Kali shook her head, still looking down at the boy, "No. ...It's just..."

"...Just what?"

"Just that... When I see you with Jane... and the others... and how much you care about them... It reminds me that I don't have that anymore. So sometimes it hurts to look at you. ...But I don't hate you."

"...What happened?"

"When I escaped from the lab, I found a family who took me in, just like Jane found all of you. But they couldn't protect me, and I lost them."

"I'm sorry," Steve said, taking her hand and giving it a gentle squeeze.

She smiled slightly, quickly wiping away the tears that had gathered in her eyes with her free hand. "Now get some sleep," she said after a few moments, and the teenager at her side nodded slightly, absentmindedly pressing his head against her side for comfort, not unlike a cat.

Kali didn't try to push him away, finding it endearing how affectionate the boy was in this state of exhaustion... as well as possibly being just a little bit high on the medicine he'd taken earlier.

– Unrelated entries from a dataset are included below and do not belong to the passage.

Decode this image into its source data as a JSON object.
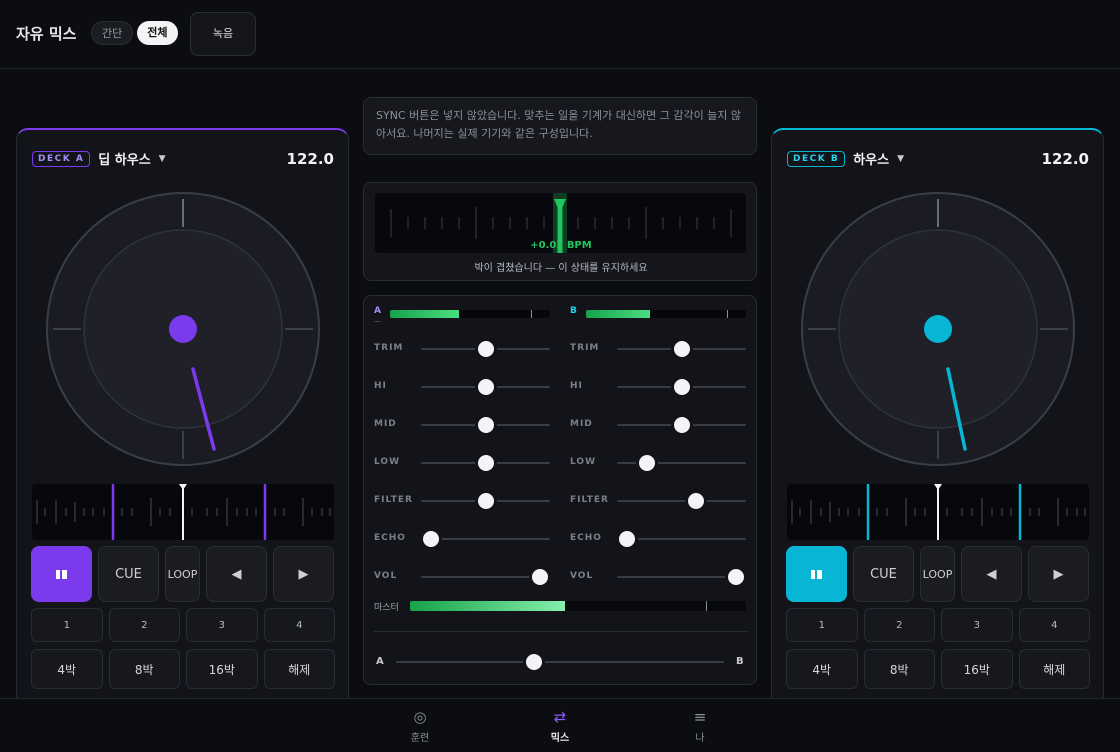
{
  "header": {
    "title": "자유 믹스",
    "mode_simple": "간단",
    "mode_full": "전체",
    "record": "녹음"
  },
  "note": "SYNC 버튼은 넣지 않았습니다. 맞추는 일을 기계가 대신하면 그 감각이 늘지 않아서요. 나머지는 실제 기기와 같은 구성입니다.",
  "beat": {
    "offset": "+0.02 BPM",
    "message": "박이 겹쳤습니다 — 이 상태를 유지하세요"
  },
  "colors": {
    "deck_a": "#7c3aed",
    "deck_b": "#06b6d4",
    "meter_green": "#22c55e"
  },
  "deckA": {
    "tag": "DECK A",
    "name": "딥 하우스",
    "bpm": "122.0",
    "play_icon": "pause-icon",
    "cue": "CUE",
    "loop": "LOOP",
    "prev_icon": "chevron-left-icon",
    "next_icon": "chevron-right-icon",
    "hotcues": [
      "1",
      "2",
      "3",
      "4"
    ],
    "loops": [
      "4박",
      "8박",
      "16박",
      "해제"
    ]
  },
  "deckB": {
    "tag": "DECK B",
    "name": "하우스",
    "bpm": "122.0",
    "play_icon": "pause-icon",
    "cue": "CUE",
    "loop": "LOOP",
    "prev_icon": "chevron-left-icon",
    "next_icon": "chevron-right-icon",
    "hotcues": [
      "1",
      "2",
      "3",
      "4"
    ],
    "loops": [
      "4박",
      "8박",
      "16박",
      "해제"
    ]
  },
  "mixer": {
    "chA": {
      "label": "A",
      "dash": "—",
      "level": 0.43,
      "peak": 0.88,
      "trim": 0.5,
      "hi": 0.5,
      "mid": 0.5,
      "low": 0.5,
      "filter": 0.5,
      "echo": 0.08,
      "vol": 0.92
    },
    "chB": {
      "label": "B",
      "dash": "",
      "level": 0.4,
      "peak": 0.88,
      "trim": 0.5,
      "hi": 0.5,
      "mid": 0.5,
      "low": 0.23,
      "filter": 0.61,
      "echo": 0.08,
      "vol": 0.92
    },
    "knob_labels": {
      "trim": "TRIM",
      "hi": "HI",
      "mid": "MID",
      "low": "LOW",
      "filter": "FILTER",
      "echo": "ECHO",
      "vol": "VOL"
    },
    "master_label": "마스터",
    "master_level": 0.46,
    "master_peak": 0.88,
    "xfader_a": "A",
    "xfader_b": "B",
    "crossfader": 0.42
  },
  "nav": {
    "items": [
      {
        "label": "훈련",
        "icon": "target-icon"
      },
      {
        "label": "믹스",
        "icon": "swap-icon"
      },
      {
        "label": "나",
        "icon": "menu-icon"
      }
    ]
  }
}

She sighed a little and leaned further into the wall -behind her, feeling like part of a family for the first time since she'd lost her own makeshift family. --Her collection of outcasts wasn't quite a family. She cared about them, of course, but it was... different. Different in a way she couldn't quite describe, but that she seemed to understand as she lay surrounded by children, with a sick teenager, who really couldn't have been much younger than herself, pressed up against her side, seeking comfort.